✨ A Multi-Modal Knowledge Graph RAG Framework ✨
From documents to multi-modal knowledge graphs — an all-in-one MMGraphRAG solution
|
|
|
|
This diagram illustrates the complete workflow of MMGraphRAG.
This project is based on modifications to nano-graphrag to support multi-modal inputs (community-related code removed). The image processing component uses YOLO and Multi-modal Large Language Models (MLLM) to convert images into scene graphs. The fusion component then uses spectral clustering to select candidate entities, combining the textual knowledge graph and the image knowledge graph to construct a multi-modal knowledge graph.
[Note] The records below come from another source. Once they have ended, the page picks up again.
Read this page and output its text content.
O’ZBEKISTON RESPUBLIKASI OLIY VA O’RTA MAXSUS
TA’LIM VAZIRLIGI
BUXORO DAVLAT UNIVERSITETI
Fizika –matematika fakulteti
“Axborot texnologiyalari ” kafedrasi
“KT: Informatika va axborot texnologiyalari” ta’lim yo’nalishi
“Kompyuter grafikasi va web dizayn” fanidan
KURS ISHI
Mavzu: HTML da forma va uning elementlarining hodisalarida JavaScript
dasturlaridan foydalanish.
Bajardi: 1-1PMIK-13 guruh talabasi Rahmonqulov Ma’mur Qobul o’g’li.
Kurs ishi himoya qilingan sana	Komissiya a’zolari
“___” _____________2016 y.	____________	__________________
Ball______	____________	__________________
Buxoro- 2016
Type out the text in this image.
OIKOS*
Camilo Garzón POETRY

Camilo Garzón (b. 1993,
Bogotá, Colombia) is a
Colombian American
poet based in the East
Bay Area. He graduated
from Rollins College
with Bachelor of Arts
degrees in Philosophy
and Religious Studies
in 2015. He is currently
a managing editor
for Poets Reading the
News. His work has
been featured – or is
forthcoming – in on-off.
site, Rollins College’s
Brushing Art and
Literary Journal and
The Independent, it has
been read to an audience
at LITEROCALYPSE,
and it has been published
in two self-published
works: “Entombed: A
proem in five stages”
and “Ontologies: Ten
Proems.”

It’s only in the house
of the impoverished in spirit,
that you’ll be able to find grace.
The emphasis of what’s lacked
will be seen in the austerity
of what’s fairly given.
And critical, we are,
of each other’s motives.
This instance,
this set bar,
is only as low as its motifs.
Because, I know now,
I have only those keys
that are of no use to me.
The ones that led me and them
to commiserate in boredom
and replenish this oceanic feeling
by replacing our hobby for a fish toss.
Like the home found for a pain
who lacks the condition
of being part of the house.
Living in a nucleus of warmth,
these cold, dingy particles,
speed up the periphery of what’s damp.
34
Our Cross-Modal Entity Linking (CMEL) dataset is available here:
https://github.com/wanxueyao/CMEL-dataset
pip install openai # LLM API calls
pip install sentence-transformers # Text embeddings
pip install networkx # Graph storage
pip install numpy # Numerical computation
pip install scikit-learn # Vector similarity calculation
pip install Pillow # Image processing
pip install tqdm # Progress bar
pip install tiktoken # Text chunking token calculation
pip install ultralytics # YOLO image segmentation
pip install opencv-python # Image processing (cv2)pip install flask # Web server framework
pip install flask-cors # Cross-origin supportThis project supports two PDF parsing options. Install at least one:
| Option | Installation Command | Features |
|---|---|---|
| MinerU (Recommended) | pip install -U "mineru[all]" |
Higher parsing quality, supports complex layouts, better image context extraction |
| PyMuPDF | pip install pymupdf |
Lightweight, easy installation, suitable for simple PDFs |
Switching: Set
USE_MINERU = True/Falseinsrc/parameter.pyFallback: If MinerU is unavailable, the system automatically falls back to PyMuPDF
This project requires three types of models, all configured in src/parameter.py:
Used for text entity extraction, relationship building, etc. Requires an OpenAI-compatible API:
API_KEY = "your-api-key"
API_BASE = "https://your-api-endpoint/v1"
MODEL_NAME = "qwen3-max" # or other text modelsUsed for image understanding, visual entity extraction, etc. Requires an API that supports image input:
MM_API_KEY = "your-api-key"
MM_API_BASE = "https://your-api-endpoint/v1"
MM_MODEL_NAME = "qwen-vl-max" # or other multi-modal modelsUsed for entity vectorization and semantic retrieval. Configure in src/parameter.py:
EMBEDDING_MODEL_DIR = './models/all-MiniLM-L6-v2'
EMBED_MODEL = SentenceTransformer(EMBEDDING_MODEL_DIR, device="cpu")Tip: The embedding model can be auto-downloaded using the model name, or manually downloaded and configured with a local path.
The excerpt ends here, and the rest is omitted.